Southpaw: Beating a Dead Diegesis

Raise your hand if you like cake. Okay, everyone can put your hands down. Southpaw is the cinematic equivalent of cake. It’s pretty to look at, it’s satisfying to eat but it lacks any real substance. But, like most of you, I too enjoy cake; which is why you should check this out in theaters.

It’s appropriate to see how “Southpaw” stacks up against other timeless boxing classics. For starters, it checked all the mandatory albeit cliché boxes:

  • Romance? Check.
  • Down on his luck fighter? Check.
  • Languishing career full of unsavory characters? Check.
  • Triumphant return to the ring? Check.
  • Unlikely victory against an “unbeatable” opponent? Check.

Trust me when I tell you, you’ve seen this film before. At this point it’s just a couple of pugilists beating a dead plot.

Early in the film I had a feeling that we were going to see a lot of the same tired plot lines. It’s rare for a big budget boxing film to break from the traditional line. I had hoped that maybe, just maybe this would be the boxing film that doesn’t come to a neat conclusion. I was wrong, and disappointed.

I will pretty much guarantee that in six month’s time, no one is going to be talking about this film. It probably won’t win any Oscars and will be forgotten like so many other boxing films. Ever heard of “Against the Ropes” or “Resurrecting the Champ?” Didn’t think so. This film doesn’t set itself apart from any other boxing films in any significant way. Jake Gyllenhaal was good, not great and Whitaker put up a lackadaisical performance as a semi-retired boxing trainer. They didn’t introduce anything that we haven’t seen before.

Finally, I wanted to address perhaps the most annoying part of the whole film for me; the title. With a name like “Southpaw” at the very least you’d expect a left-handed fighter. That’s what Southpaw means. Instead what you got what Gyllenhaal standing orthodox the entire film. At some point late in the film Forest Whitaker’s character tells him to move his left leg in front on a combo. It’s completely misleading, the title implies that we may see something we haven’t seen before. The name “Southpaw” implies that something unpredictable may happen. Unfortunately, the movie was very predictable. It came at the same angle and ended the classic way.

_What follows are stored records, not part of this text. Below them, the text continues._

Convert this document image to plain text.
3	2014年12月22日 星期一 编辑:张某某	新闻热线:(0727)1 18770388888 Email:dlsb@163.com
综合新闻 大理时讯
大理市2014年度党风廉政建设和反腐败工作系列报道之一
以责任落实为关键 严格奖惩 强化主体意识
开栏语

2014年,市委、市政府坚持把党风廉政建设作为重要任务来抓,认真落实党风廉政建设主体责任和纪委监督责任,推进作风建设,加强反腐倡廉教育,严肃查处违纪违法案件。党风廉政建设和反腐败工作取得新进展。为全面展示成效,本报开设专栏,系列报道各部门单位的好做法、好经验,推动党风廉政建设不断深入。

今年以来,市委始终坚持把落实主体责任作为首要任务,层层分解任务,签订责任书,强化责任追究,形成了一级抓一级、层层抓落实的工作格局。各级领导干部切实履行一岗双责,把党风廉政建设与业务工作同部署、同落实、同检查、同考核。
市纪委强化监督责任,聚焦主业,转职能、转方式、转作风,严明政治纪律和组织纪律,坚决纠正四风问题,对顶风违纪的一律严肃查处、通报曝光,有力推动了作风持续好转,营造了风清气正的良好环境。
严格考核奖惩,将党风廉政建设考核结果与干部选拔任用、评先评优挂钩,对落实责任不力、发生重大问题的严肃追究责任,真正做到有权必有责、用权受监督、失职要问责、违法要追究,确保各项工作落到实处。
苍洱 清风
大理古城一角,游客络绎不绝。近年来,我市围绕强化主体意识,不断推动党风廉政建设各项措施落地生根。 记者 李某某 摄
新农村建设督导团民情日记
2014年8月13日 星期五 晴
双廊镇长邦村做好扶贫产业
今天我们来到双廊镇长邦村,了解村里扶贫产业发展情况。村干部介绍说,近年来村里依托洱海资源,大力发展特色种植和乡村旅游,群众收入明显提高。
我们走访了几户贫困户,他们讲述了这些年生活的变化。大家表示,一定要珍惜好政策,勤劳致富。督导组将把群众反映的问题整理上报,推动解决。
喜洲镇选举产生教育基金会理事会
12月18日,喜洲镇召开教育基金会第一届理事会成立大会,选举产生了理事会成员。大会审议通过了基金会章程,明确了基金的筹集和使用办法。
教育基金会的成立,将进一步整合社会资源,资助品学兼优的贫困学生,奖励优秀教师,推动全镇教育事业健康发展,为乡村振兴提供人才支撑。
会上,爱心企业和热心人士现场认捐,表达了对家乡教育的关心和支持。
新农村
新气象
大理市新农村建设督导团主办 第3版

But then why would someone like me, an avid boxing fan, recommend such a film? There’s something romantic about boxing films. They capture the everyman who could be any one of us. Just a person with a dream. The cinematography was great and the story kept me on the edge of my seat. The conclusion was exciting. I was filled with anxiety when the final decision came down. See it on the big screen if you can it’s worth the time and money.